Moreover, Michael states, “Generative AI is amazing at creating novel content. It can regurgitate recorded content in new and innovative forms. What it cannot do is create novel knowledge. It cannot take what only exists in the human brain and use it without someone first extracting it and training the machine.”
Therefore, Michael says, it is up to content professionals to capture knowledge and put it into a knowledge graph that can then be mined in conjunction with the generative AI results to perform fact checking, gain the ability to inference and reason, ensure referential integrity, and provide the required degree of explainability and confidence expected.
“Once you get into the nuts-and-bolts of it, generative content is far more the domain of content and knowledge management than programming, and content professionals need to lead that partnership with engineering,” Michael observes.
Practical Applications of Knowledge Graphs
But why use knowledge graphs? Businesses today grapple with vast amounts of data, often overwhelming traditional databases ill-equipped to manage complex relationships. Knowledge graphs, paired with knowledge bases, excel in representing intricate multi-dimensional relationships, offering a solution. They organize, integrate, and leverage data effectively, enabling enhanced integration, discovery, and contextual understanding.
Companies stand to benefit from the agile and scalable data architecture, improved governance, enriched customer experiences, and accelerated innovation enabled by knowledge graph databases. Implementing this technology unlocks insights, drives better decisions, and positions companies at the forefront of content and data-driven excellence.

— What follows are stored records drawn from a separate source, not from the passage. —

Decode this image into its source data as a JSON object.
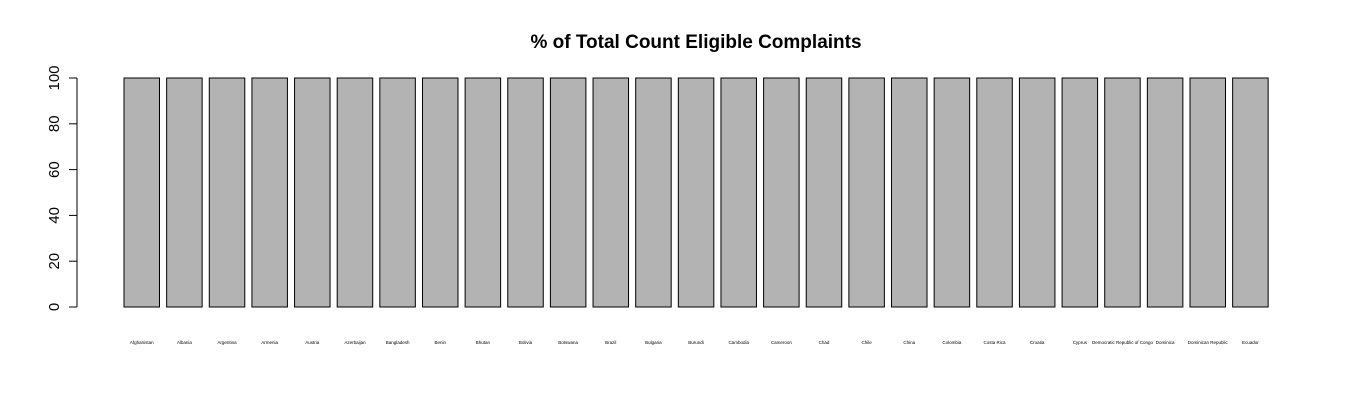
{
  "chart_data": {
    "type": "bar",
    "title": "% of Total Count Eligible Complaints",
    "xlabel": "",
    "ylabel": "",
    "ylim": [
      0,
      100
    ],
    "yticks": [
      0,
      20,
      40,
      60,
      80,
      100
    ],
    "grid": false,
    "legend": "none",
    "bar_color": "#b3b3b3",
    "bar_border_color": "#000000",
    "categories": [
      "Afghanistan",
      "Albania",
      "Argentina",
      "Armenia",
      "Austria",
      "Azerbaijan",
      "Bangladesh",
      "Benin",
      "Bhutan",
      "Bolivia",
      "Botswana",
      "Brazil",
      "Bulgaria",
      "Burundi",
      "Cambodia",
      "Cameroon",
      "Chad",
      "Chile",
      "China",
      "Colombia",
      "Costa Rica",
      "Croatia",
      "Cyprus",
      "Democratic Republic of Congo",
      "Dominica",
      "Dominican Republic",
      "Ecuador"
    ],
    "values": [
      100,
      100,
      100,
      100,
      100,
      100,
      100,
      100,
      100,
      100,
      100,
      100,
      100,
      100,
      100,
      100,
      100,
      100,
      100,
      100,
      100,
      100,
      100,
      100,
      100,
      100,
      100
    ]
  }
}
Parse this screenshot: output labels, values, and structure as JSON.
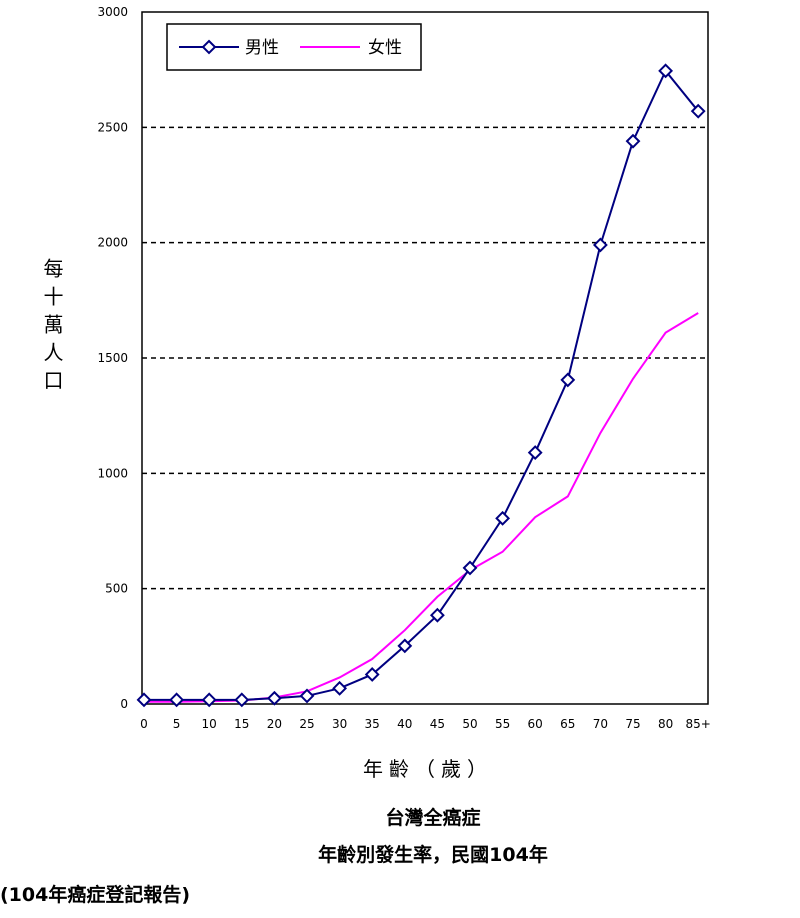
{
  "chart_data": {
    "type": "line",
    "x": [
      "0",
      "5",
      "10",
      "15",
      "20",
      "25",
      "30",
      "35",
      "40",
      "45",
      "50",
      "55",
      "60",
      "65",
      "70",
      "75",
      "80",
      "85+"
    ],
    "series": [
      {
        "name": "男性",
        "color": "#000080",
        "marker": "diamond",
        "values": [
          18,
          18,
          18,
          18,
          25,
          35,
          68,
          128,
          252,
          385,
          590,
          805,
          1090,
          1405,
          1990,
          2440,
          2745,
          2570
        ]
      },
      {
        "name": "女性",
        "color": "#ff00ff",
        "marker": "none",
        "values": [
          10,
          10,
          12,
          15,
          28,
          55,
          115,
          195,
          320,
          465,
          580,
          660,
          810,
          900,
          1175,
          1410,
          1610,
          1695
        ]
      }
    ],
    "ylim": [
      0,
      3000
    ],
    "yticks": [
      0,
      500,
      1000,
      1500,
      2000,
      2500,
      3000
    ],
    "ylabel": "每十萬人口",
    "xlabel": "年齡（歲）",
    "grid": "horizontal dashed",
    "legend_position": "top-left"
  },
  "captions": {
    "line1": "台灣全癌症",
    "line2": "年齡別發生率，民國104年",
    "source": "(104年癌症登記報告)"
  }
}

With that in mind, Michael’s team set out to prove that it is not only possible but practical to take large volumes of content, such as an entire corpus of a company’s technical documentation, and automatically create and maintain a scalable knowledge graph that can then be used to augment a generative AI solution. It worked. Now, by taking structured content, or by wrapping unstructured content in structured wrappers, Michael and his team can generate and maintain scalable knowledge graphs with no manual intervention. Moreover, the graph’s capabilities become even more powerful when additional metadata is applied in the form of taxonomy labels using a semantic management hub.
Michael has found that a knowledge graph is also an effective tool for enhancing large language model (LLM) responses because the meaning of the data in the graph is encoded in the data structure itself. Unlike LLMs, which use statistical models to predict sequences of words, knowledge graphs can “understand” these word sequences due to semantic metadata. So, when a user inputs a prompt or search argument as they normally would with an LLM, the input is instead routed to the domain-curated knowledge graph to produce a more accurate and relevant response.
The following model shows one example of how a knowledge graph can augment a generative AI system and LLM for content search and retrieval. It combines several methods and processes for a repeatable and maintainable solution.
Looking Ahead
Michael says when it comes to the application of generative AI and knowledge graphs for user assistance, we haven’t seen anything yet. But it is not about bigger language models with billions more parameters; it’s how we apply them. He also believes that the value will no longer be in the content; value will be in the knowledge. And he predicts that we will soon see an avalanche of what he calls Do-with and Do-for generative agents that transform the user experience by combining content with controlled knowledge.
“For decades we’ve been dreaming of the day when we can move from prescriptive content to truly dynamic personalized content, on the fly, based on what the user is trying to do at that very moment. However, what content professionals have been calling personalized content hasn’t been truly personalized; it’s been personified,” Michael observes. “Now, true, individually personalized dynamic content is finally within reach.”